Figure 4. A mug from 2000-2001 where the obverse shows an early logo for the McNeil Center for Early American Studies and the reverse shows the Pig of Knowledge. Photo by author.

To set the record straight (and make a few more bucks), Pinchbeck published a tell-all book, in which he explained how to gently train a pig to follow a trainer’s subtle cues along with exposing the secrets to several other popular trick entertainments. The image of The Pig of Knowledge that we have come to love and cherish at the McNeil Center and EAS served as the frontispiece to Pinchbeck’s book. But not exactly. In collaboration with the ever-tricky Pig of Knowledge, Mizelle transmuted the stodgy six-letter Massachusetts city name that Pinchbeck’s Pig was originally alleged to be spelling into the much more appropriate and pleasing “PHILLY.” Readers who rely on the Early American Imprints copy of Pinchbeck will be none the wiser because the frontispiece is missing from the online version.

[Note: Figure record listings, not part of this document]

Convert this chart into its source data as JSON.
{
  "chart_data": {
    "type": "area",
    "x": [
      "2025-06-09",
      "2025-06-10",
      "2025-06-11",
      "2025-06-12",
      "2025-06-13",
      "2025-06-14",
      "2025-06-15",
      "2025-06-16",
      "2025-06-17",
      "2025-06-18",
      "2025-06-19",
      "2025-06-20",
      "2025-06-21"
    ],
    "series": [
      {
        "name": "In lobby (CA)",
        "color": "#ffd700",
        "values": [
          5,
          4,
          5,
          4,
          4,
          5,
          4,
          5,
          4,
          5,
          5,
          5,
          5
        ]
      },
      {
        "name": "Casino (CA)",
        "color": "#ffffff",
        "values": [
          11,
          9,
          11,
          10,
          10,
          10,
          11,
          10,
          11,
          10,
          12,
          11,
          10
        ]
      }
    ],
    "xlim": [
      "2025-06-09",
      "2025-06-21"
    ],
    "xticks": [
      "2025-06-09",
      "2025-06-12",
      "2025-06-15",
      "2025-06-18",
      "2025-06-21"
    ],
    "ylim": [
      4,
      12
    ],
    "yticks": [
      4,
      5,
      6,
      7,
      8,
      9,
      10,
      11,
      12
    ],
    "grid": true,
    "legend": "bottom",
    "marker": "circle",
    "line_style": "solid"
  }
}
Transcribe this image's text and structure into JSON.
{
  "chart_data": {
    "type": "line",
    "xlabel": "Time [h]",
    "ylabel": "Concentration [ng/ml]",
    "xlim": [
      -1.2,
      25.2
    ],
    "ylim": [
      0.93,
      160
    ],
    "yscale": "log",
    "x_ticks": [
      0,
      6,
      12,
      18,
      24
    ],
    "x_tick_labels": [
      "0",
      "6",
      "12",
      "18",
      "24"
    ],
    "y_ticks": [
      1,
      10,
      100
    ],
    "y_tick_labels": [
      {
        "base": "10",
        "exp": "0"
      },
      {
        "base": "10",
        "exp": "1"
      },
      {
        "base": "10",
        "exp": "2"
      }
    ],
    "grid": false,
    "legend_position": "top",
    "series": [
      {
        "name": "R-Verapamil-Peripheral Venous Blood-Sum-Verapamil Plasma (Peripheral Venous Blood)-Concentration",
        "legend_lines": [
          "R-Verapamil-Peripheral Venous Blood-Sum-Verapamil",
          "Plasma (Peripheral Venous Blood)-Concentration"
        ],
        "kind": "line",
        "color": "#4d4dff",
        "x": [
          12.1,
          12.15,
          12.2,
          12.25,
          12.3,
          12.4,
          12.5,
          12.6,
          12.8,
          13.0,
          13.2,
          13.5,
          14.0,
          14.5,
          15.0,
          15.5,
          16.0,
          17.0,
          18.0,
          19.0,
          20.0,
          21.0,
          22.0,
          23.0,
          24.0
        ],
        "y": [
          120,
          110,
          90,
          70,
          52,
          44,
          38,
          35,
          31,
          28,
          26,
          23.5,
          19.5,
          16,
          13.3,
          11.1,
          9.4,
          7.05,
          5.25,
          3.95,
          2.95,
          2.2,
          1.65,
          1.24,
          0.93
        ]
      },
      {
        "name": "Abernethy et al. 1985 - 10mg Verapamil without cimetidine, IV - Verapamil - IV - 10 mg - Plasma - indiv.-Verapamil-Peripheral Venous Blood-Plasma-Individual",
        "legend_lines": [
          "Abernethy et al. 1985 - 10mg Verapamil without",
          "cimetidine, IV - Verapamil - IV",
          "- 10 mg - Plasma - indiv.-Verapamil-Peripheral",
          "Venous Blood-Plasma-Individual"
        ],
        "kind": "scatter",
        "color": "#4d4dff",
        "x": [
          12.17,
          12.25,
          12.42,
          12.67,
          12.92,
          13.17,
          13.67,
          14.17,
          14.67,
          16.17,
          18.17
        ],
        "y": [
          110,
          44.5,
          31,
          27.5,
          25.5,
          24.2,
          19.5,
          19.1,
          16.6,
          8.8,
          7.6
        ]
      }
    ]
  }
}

Still, why has the Pig of Knowledge become so deeply rooted in the McNeil Center’s culture? First, the porker was introduced by a graduate student, and nothing could better reflect the Center’s core mission than that. Then there is that pithy motto, complete with its quaint italicized long s’s. Tautological as it may be, what better scholarly advice could be on offer? Associated with that wise tautology is a series of conundrums truly worthy of close observation: an inaugural publication labeled “volume 2,” a plastic ceramic mug, an historical source that resists straightforward reading, and a text too polysemic to pigeonhole. Indeed, the Pig themself is richly polysemic: a culturally dubious figure that hogs all the knowledge, hungrily digests it, and then spreads it swinishly around. So, finally, with its diverse messages, the Pig is impossible to take too seriously—even for Pinchbeck who claimed, tongue-in-cheek, that he intended his book “not only to amuse and instruct, but also to convince superstition of her many ridiculous errors.” Mizelle brought a similar wit to the eclectic website he maintained until 2012 called “The Wonderful Pig of Knowledge” and to the marvelous short book Pig, published by Reaktion Books in 2011. Subsequent McNeil Center fellows could do far worse than to grant their own work the true nobility of purpose that comes with refusing to take themselves too seriously. “To be wise, observe.”


Daniel K. Richter is Roy and Jeannette P. Nichols Professor of American History at the University of Pennsylvania and author of, among other works, Before the Revolution: America’s Ancient Pasts. For more than twenty years, he was the Richard S. Dunn Director of the McNeil Center for Early American Studies. Throughout that time, the subject of this profile rooted indefatigably for the cause.